Renzo Piano mantuvo el optimismo, quizá por razones más crematísticas que arquitectónicas, y sostuvo que la pequeña entrada ayudará a crear un elemento oblicuo de sorpresa, al acceder a un gran lobby inundado de luz, como en los jardines edénicos. El New York Times, en cambio, criticó la decisión en un artículo titulado "La comisión preserva el pasado al costo del futuro", indicando que esa comisión tiene por cometido estudiar cuándo las reglas deben ser rotas y establecer, así, un correcto balance entre la preservación histórica y el florecimiento de los nuevos emprendimientos arquitectónicos y que, en cambio, ha adoptado una actitud timorata que lleva a una suerte de "fachada Potemkin", que paradójica y simbólicamente parece definir las funciones que cumple en la práctica el organismo: limitarse a la defensa de lo superficial.

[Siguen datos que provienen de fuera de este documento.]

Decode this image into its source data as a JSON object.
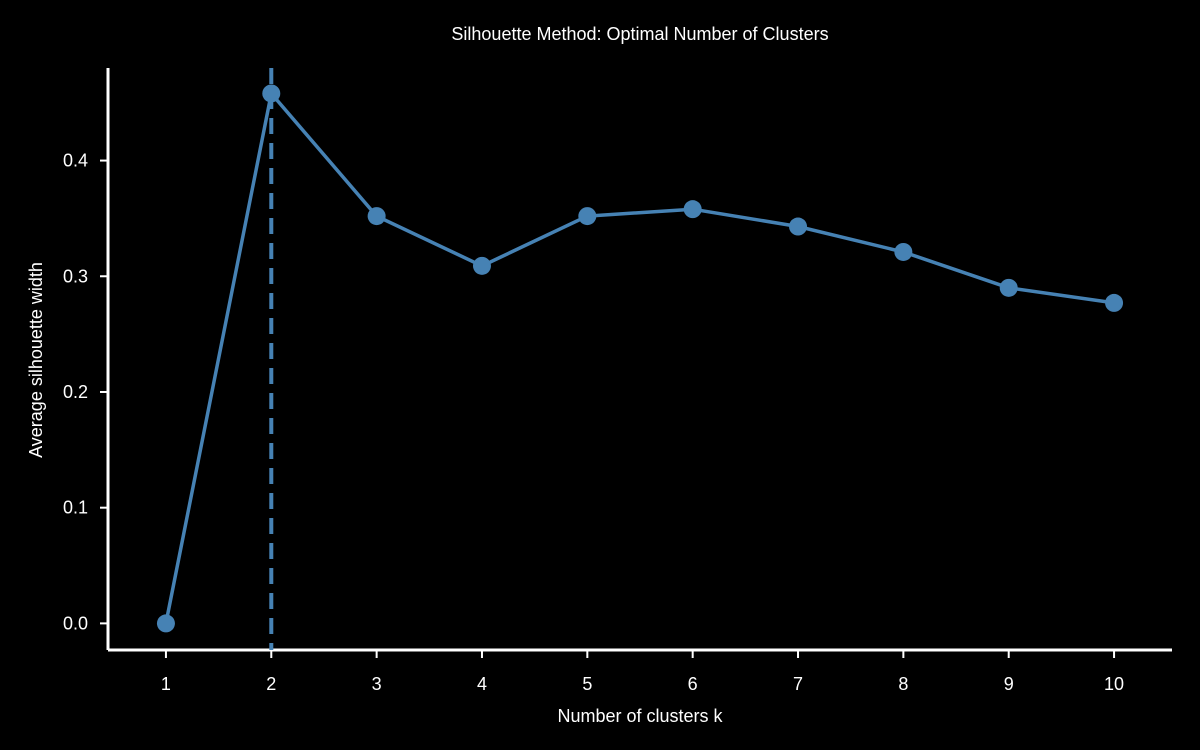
{
  "chart_data": {
    "type": "line",
    "title": "Silhouette Method: Optimal Number of Clusters",
    "xlabel": "Number of clusters k",
    "ylabel": "Average silhouette width",
    "x": [
      1,
      2,
      3,
      4,
      5,
      6,
      7,
      8,
      9,
      10
    ],
    "x_tick_labels": [
      "1",
      "2",
      "3",
      "4",
      "5",
      "6",
      "7",
      "8",
      "9",
      "10"
    ],
    "y_ticks": [
      0.0,
      0.1,
      0.2,
      0.3,
      0.4
    ],
    "y_tick_labels": [
      "0.0",
      "0.1",
      "0.2",
      "0.3",
      "0.4"
    ],
    "ylim": [
      -0.023,
      0.48
    ],
    "xlim": [
      0.45,
      10.55
    ],
    "series": [
      {
        "values": [
          0.0,
          0.458,
          0.352,
          0.309,
          0.352,
          0.358,
          0.343,
          0.321,
          0.29,
          0.277
        ],
        "color": "#4682B4"
      }
    ],
    "optimal_k": 2,
    "optimal_line_style": "dashed",
    "grid": false,
    "background": "#000000",
    "text_color": "#ffffff"
  }
}
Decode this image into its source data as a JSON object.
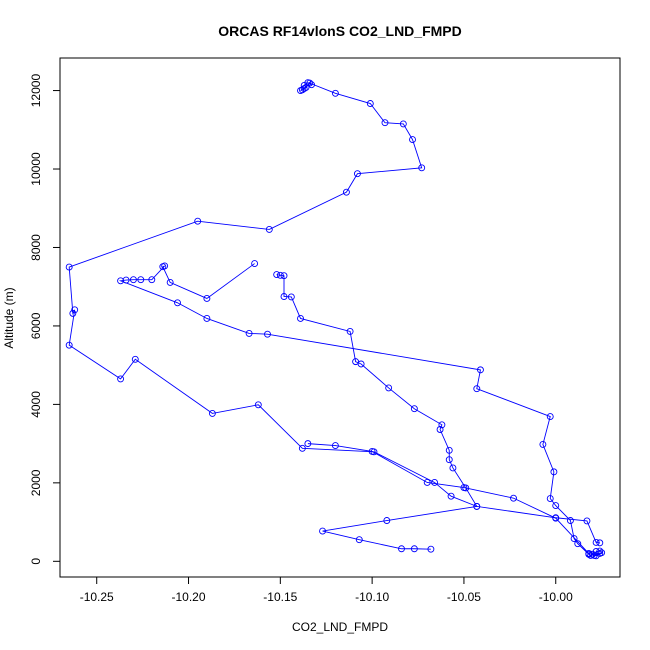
{
  "chart_data": {
    "type": "line",
    "title": "ORCAS RF14vlonS CO2_LND_FMPD",
    "xlabel": "CO2_LND_FMPD",
    "ylabel": "Altitude (m)",
    "xlim": [
      -10.27,
      -9.965
    ],
    "ylim": [
      -400,
      12830
    ],
    "xticks": [
      -10.25,
      -10.2,
      -10.15,
      -10.1,
      -10.05,
      -10.0
    ],
    "xtick_labels": [
      "-10.25",
      "-10.20",
      "-10.15",
      "-10.10",
      "-10.05",
      "-10.00"
    ],
    "yticks": [
      0,
      2000,
      4000,
      6000,
      8000,
      10000,
      12000
    ],
    "ytick_labels": [
      "0",
      "2000",
      "4000",
      "6000",
      "8000",
      "10000",
      "12000"
    ],
    "grid": false,
    "legend": "none",
    "line_color": "#0000ff",
    "marker": "open-circle",
    "series": [
      {
        "x": [
          -10.133,
          -10.135,
          -10.137,
          -10.136,
          -10.138,
          -10.139,
          -10.137,
          -10.134,
          -10.12,
          -10.101,
          -10.093,
          -10.083,
          -10.078,
          -10.073,
          -10.108,
          -10.114,
          -10.156,
          -10.195,
          -10.265,
          -10.263,
          -10.262,
          -10.265,
          -10.237,
          -10.229,
          -10.187,
          -10.162,
          -10.138,
          -10.099,
          -10.066,
          -10.057,
          -10.043,
          -10.092,
          -10.127,
          -10.107,
          -10.084,
          -10.077,
          -10.068
        ],
        "y": [
          12150,
          12200,
          12130,
          12080,
          12020,
          12000,
          12050,
          12190,
          11930,
          11670,
          11180,
          11150,
          10750,
          10030,
          9880,
          9410,
          8460,
          8670,
          7500,
          6320,
          6410,
          5510,
          4650,
          5150,
          3770,
          3990,
          2880,
          2790,
          2010,
          1660,
          1400,
          1040,
          770,
          550,
          320,
          320,
          310
        ]
      },
      {
        "x": [
          -10.164,
          -10.19,
          -10.21,
          -10.214,
          -10.213,
          -10.22,
          -10.226,
          -10.23,
          -10.234,
          -10.237,
          -10.206,
          -10.19,
          -10.167,
          -10.157,
          -10.041,
          -10.043,
          -10.003,
          -10.007,
          -10.001,
          -10.003,
          -10.0,
          -9.992,
          -9.99,
          -9.988,
          -9.982,
          -9.981,
          -9.976,
          -9.979,
          -9.978,
          -9.976,
          -9.975,
          -9.978,
          -9.98,
          -9.982,
          -10.0,
          -10.023,
          -10.05,
          -10.07,
          -10.1,
          -10.12,
          -10.135
        ],
        "y": [
          7590,
          6700,
          7110,
          7510,
          7530,
          7180,
          7180,
          7180,
          7170,
          7150,
          6590,
          6190,
          5810,
          5790,
          4880,
          4400,
          3690,
          2980,
          2280,
          1600,
          1420,
          1040,
          580,
          450,
          180,
          150,
          200,
          150,
          250,
          260,
          220,
          140,
          180,
          200,
          1100,
          1610,
          1880,
          2010,
          2800,
          2950,
          3000
        ]
      },
      {
        "x": [
          -10.152,
          -10.15,
          -10.148,
          -10.148,
          -10.144,
          -10.139,
          -10.112,
          -10.109,
          -10.106,
          -10.091,
          -10.077,
          -10.062,
          -10.063,
          -10.058,
          -10.058,
          -10.056,
          -10.049,
          -10.043,
          -10.0,
          -9.983,
          -9.978,
          -9.976
        ],
        "y": [
          7310,
          7290,
          7280,
          6750,
          6740,
          6190,
          5860,
          5090,
          5030,
          4420,
          3890,
          3480,
          3360,
          2830,
          2590,
          2380,
          1870,
          1400,
          1110,
          1030,
          480,
          470
        ]
      }
    ]
  }
}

La cuestión es que ni Nueva York ni Buenos Aires viven ya, como sí quizá pasaba en los años 60 y 70, con la amenaza arrasadora del modernismo. Llaman la atención, por eso mismo, ciertas voces reaccionarias que se aferran al mero nombre de una calle, como si eso fuera el alma de la ciudad y su eventual cambio pudiera herirla de muerte.
Hace unos días, en una carta de lectores, un señor se lamentaba de que el consultorio de su padre hubiera estado en una avenida que hoy tiene otro nombre. La vieja puja de tradicionalistas y modernistas es ya obsoleta. Es la suma de diferentes épocas históricas, cada una aportando sus propios valores y visiones del mundo, la que otorga riqueza y sentido a las cosas: sólo en esa dinámica creativa y dialéctica se van articulando y reinventando las ciudades, lo que torna inaceptable la intransigencia dogmática frente al cambio.
Pero entre ese ensamble tenso y rico y la idea de homenajear a soñadores trasnochados, por más romántica que sea la estela que hayan dejado, media una distancia que no puede ser salvada sin temeridad.

El autor es escritor, periodista y abogado. Su último libro es la novela Mancha venenosa.